Pour Festinger et ses collègues, cette histoire était la preuve d’un principe fondamental, qu’ils ont appelé la dissonance cognitive. Une incohérence entre nos croyances ou nos comportements provoque en nous une tension psychologique inconfortable (c’est-à-dire une dissonance cognitive). Et nous allons tout faire pour réduire cette dissonance, et retrouver une sorte de confort intérieur.

Construire un univers « cohérent » et conforme

C’est pour cette raison que les adeptes de Mme Keech ont redoublé d’efforts pour obtenir l’attention des médias et recruter de nouveaux croyants : avec ces nouveaux éléments, ils réduisaient, au moins partiellement, l’incohérence produite par la « non fin du monde »…

Évidemment, nous avons envie de sourire lorsque nous pensons à ces pauvres gens qui se sont remis à guetter l’arrivée de la soucoupe de la planète Clarion. Mais au fond, est-ce que nous ne nous comportons pas de la même manière dans le choix de nos amis, ou de nos collègues favoris, ceux avec qui nous allons déjeuner ? Est-ce qu’il n’y aurait pas le besoin de retrouver des modes de pensées, des opinions (sur le monde en général… ou tel manager en particulier) qui confirment les nôtres ?

Écoutez les conversations dans les transports en commun, et vous serez fascinés par le nombre de phrases qui démarrent par « et ben moi c’est pareil » ou « mais ouiiii ! c’est ça ! c’est tout à fait ça ! » ou bien encore « t’as bien raison » (sous-entendu « …de penser comme moi »).

En 1959, Festinger a montré comment le principe de cohérence influence fortement nos opinions. Dans une étude qu’il a menée à Stanford, il faisait faire à des étudiants une série de tâches répétitives, inutiles, inintéressantes.

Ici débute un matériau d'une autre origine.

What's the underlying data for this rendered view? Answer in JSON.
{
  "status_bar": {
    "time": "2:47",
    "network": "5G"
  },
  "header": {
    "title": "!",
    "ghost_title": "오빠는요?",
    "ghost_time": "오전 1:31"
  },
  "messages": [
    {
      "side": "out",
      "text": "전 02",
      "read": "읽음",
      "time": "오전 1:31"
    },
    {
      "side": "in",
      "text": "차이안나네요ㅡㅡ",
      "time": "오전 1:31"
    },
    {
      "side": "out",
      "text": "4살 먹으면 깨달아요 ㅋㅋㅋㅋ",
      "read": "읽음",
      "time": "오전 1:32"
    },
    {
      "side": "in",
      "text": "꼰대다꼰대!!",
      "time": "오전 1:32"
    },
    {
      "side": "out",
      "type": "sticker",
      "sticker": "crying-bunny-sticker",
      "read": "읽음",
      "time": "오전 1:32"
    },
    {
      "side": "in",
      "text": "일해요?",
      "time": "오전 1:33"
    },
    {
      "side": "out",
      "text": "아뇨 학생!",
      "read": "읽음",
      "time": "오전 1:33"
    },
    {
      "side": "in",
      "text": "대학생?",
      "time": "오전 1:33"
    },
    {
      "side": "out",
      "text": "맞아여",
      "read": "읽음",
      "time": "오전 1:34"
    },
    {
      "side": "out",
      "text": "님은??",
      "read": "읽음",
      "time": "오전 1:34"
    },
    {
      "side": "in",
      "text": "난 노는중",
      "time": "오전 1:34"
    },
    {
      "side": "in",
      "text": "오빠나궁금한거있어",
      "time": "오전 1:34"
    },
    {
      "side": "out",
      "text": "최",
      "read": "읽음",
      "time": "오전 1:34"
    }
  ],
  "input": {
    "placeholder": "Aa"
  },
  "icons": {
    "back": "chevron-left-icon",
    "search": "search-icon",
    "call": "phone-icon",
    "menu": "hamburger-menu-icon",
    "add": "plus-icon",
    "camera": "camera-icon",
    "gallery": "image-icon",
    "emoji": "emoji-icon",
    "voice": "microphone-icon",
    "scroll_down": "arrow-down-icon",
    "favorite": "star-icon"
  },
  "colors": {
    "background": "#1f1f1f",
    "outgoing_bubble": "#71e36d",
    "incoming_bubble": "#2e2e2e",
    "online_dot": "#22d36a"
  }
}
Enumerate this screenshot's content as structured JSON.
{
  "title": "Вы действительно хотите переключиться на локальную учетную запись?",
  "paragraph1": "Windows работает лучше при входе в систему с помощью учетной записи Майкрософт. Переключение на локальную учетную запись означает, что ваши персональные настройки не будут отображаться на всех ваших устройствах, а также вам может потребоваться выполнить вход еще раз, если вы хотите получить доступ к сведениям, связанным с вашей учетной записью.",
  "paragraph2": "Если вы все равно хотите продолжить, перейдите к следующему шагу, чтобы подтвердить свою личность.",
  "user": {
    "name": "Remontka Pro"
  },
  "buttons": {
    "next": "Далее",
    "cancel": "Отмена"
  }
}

Au bout d’un moment chacun des participants devait annoncer à un nouveau candidat que le job qu’il s’apprêtait à faire était super intéressant. Certains recevaient 1$ pour ce mensonge, d’autres 20$.

Interrogés après ce mensonge sur l’intérêt réel de cette tâche, ceux qui avaient reçu seulement 1$ avaient remonté leur estimation initiale, et trouvaient que finalement ce boulot n’était pas si nul. Ceux qui avaient reçu 20$ n’avaient pas varié d’un iota, et continuaient à dire que ça n’avait aucun intérêt.

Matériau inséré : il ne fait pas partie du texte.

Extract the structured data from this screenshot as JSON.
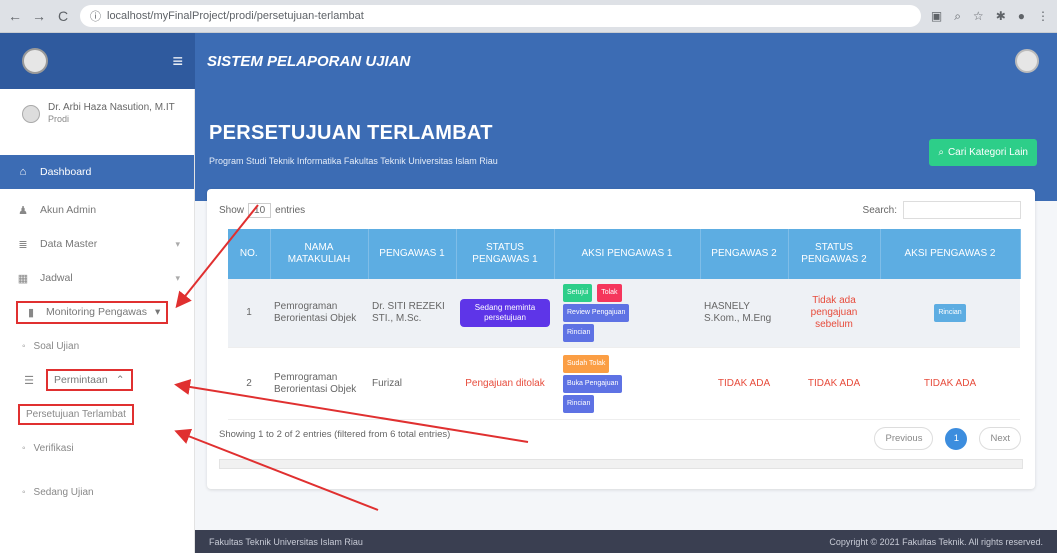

Pourquoi ? Parce que ceux qui avaient reçu 20$ avaient une raison suffisante pour mentir, une bonne justification interne… et ils n’avaient donc pas besoin de faire bouger leur opinion première. Ceux qui n’avaient reçu que 1$ étaient en pleine dissonance entre ce qu’ils disaient et ce qu’ils faisaient – ils avaient besoin d’ajuster leur opinion de départ pour réduire cette dissonance.

Ce qui m’amène enfin à mon expérience coûteuse de l’Euro Millions ! Dans une expérience publiée en 1986 dans le Journal of Social Psychology, Paul Rosenfeld, Robert Giacalone et John Kennedy ont interrogé une soixantaine de personnes qui allaient jouer au Loto dans un centre commercial, leur demandant d’estimer leurs chances de gagner. Une fois que ces personnes avaient joué, ils leur reposaient la même question, et les estimations avaient très largement augmenté !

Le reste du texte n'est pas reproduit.